Cómo promocionar una película sin quemar millones de dólares

Hollywood tiene un problema. Buenovale: Hollywood tiene muchos problemas. Pero uno de los más acuciantes es que para lanzar una película en el mercado estadounidense (y en menor medida en Europa) la receta es gastarse unos cuantos millones de dólares en comprar publicidad, hacer mil quinientas copias de la película… y cruzar los dedos para que recaude en las taquillas lo justo para casi cubrir gastos (parece ser que ni los más viejos del lugar recuerdan la última vez que una superproducción dio beneficios sin la ayuda de televisiones, DVDs y demás mecanismos adicionales de recaudación).

(Más sobre el tema de costes. Sí, El Mariachi costó siete mil dólares en el 92. Pero resulta ser que Columbia se gastó cerca de doscientos mil más en postproducción y replicado… Dos años más tarde el remake de la película costó siete millones. En 2000 el coste (sin replicar copias) de una producción media en Hollywood había pasado de cincuenta millones. El replicado le añadía unos tres millones más a la factura. ¿El presupuesto de marketing? Redoble de tambor, por favor… Más de 20 millones. En serio. Bueno no, en el caso de las películas ‘casi independiente’ la publicidad podía salir en (siempre hablando de 2000) por menos de una docena. Los curiosos, por favor, que sigan el enlace anterior y quedará satisfecha su dosis diaria de cifras mareantes. Según esta otra fuente, para 2006 los costes se habían ido a 60 millones por producción más 35 de marketing, poco más o menos…)

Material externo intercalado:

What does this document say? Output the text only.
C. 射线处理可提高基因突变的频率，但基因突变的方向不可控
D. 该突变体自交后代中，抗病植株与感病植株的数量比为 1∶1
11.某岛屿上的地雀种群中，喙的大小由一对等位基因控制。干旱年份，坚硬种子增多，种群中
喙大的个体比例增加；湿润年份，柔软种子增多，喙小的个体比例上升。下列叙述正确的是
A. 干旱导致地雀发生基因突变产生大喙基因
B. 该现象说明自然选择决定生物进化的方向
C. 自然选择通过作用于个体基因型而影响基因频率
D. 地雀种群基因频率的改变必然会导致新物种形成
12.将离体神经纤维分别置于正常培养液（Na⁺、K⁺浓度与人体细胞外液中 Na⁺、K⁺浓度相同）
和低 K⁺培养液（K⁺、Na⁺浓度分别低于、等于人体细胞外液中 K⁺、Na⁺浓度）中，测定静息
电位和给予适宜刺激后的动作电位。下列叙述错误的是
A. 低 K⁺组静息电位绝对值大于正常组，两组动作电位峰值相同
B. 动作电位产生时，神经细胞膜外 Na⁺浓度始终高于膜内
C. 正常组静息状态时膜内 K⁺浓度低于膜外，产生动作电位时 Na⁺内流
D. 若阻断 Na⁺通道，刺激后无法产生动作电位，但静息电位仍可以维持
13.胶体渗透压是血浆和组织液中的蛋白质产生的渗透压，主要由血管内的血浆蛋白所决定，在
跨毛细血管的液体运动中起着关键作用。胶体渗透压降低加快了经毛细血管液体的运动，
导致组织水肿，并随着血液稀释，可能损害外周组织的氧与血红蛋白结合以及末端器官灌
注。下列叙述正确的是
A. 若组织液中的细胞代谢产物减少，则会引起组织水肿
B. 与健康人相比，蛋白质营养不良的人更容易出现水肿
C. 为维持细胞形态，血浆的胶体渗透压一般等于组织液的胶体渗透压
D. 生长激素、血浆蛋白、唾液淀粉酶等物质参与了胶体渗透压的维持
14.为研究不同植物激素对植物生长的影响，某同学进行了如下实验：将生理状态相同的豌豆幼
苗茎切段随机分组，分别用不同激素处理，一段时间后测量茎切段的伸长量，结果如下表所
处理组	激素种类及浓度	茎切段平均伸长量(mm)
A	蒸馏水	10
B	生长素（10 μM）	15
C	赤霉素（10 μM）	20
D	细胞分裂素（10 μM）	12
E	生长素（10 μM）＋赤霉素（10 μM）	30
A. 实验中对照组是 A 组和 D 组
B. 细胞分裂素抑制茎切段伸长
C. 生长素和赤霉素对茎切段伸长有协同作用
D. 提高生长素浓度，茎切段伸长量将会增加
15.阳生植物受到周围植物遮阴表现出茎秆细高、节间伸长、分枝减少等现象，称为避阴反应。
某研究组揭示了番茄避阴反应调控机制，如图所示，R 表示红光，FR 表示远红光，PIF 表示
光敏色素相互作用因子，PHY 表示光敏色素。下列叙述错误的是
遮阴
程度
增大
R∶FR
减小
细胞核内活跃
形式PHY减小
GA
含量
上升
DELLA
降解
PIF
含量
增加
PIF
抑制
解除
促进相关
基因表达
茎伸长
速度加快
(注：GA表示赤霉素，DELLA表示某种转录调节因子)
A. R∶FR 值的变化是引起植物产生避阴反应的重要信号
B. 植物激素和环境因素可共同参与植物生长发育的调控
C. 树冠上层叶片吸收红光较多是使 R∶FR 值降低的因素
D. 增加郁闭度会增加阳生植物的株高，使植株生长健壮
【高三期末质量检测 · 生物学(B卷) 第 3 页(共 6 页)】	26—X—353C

Y no todo el mundo dispone de un bolsillo lo suficientemente potente como para bombardear masivamente al público con publicidad. Ni siquiera en Hollywood.

La última tendencia para escapar al problema la ejemplifica Wes Anderson, que para la promo de su próximo estreno, The Darjeeling Limited, se ha ido más allá del trailer «de toda la vida» y se ha montado un corto completo relacionado con la película (fuente), que distribuirá (y por ello lo comentamos aquí) de manera poco convencional: mañana por la noche se estrenará en cuatro tiendas Apple. A lo grande: en Nueva York contará con la presencia de Natalie Portman, por ejemplo, que aparece en el corto aunque en la película sólo hace un breve cameo. A partir del miércoles, será descarga gratuita en iTunes. El viernes verá el estreno (bastante limitado) de la película en el país yanqui.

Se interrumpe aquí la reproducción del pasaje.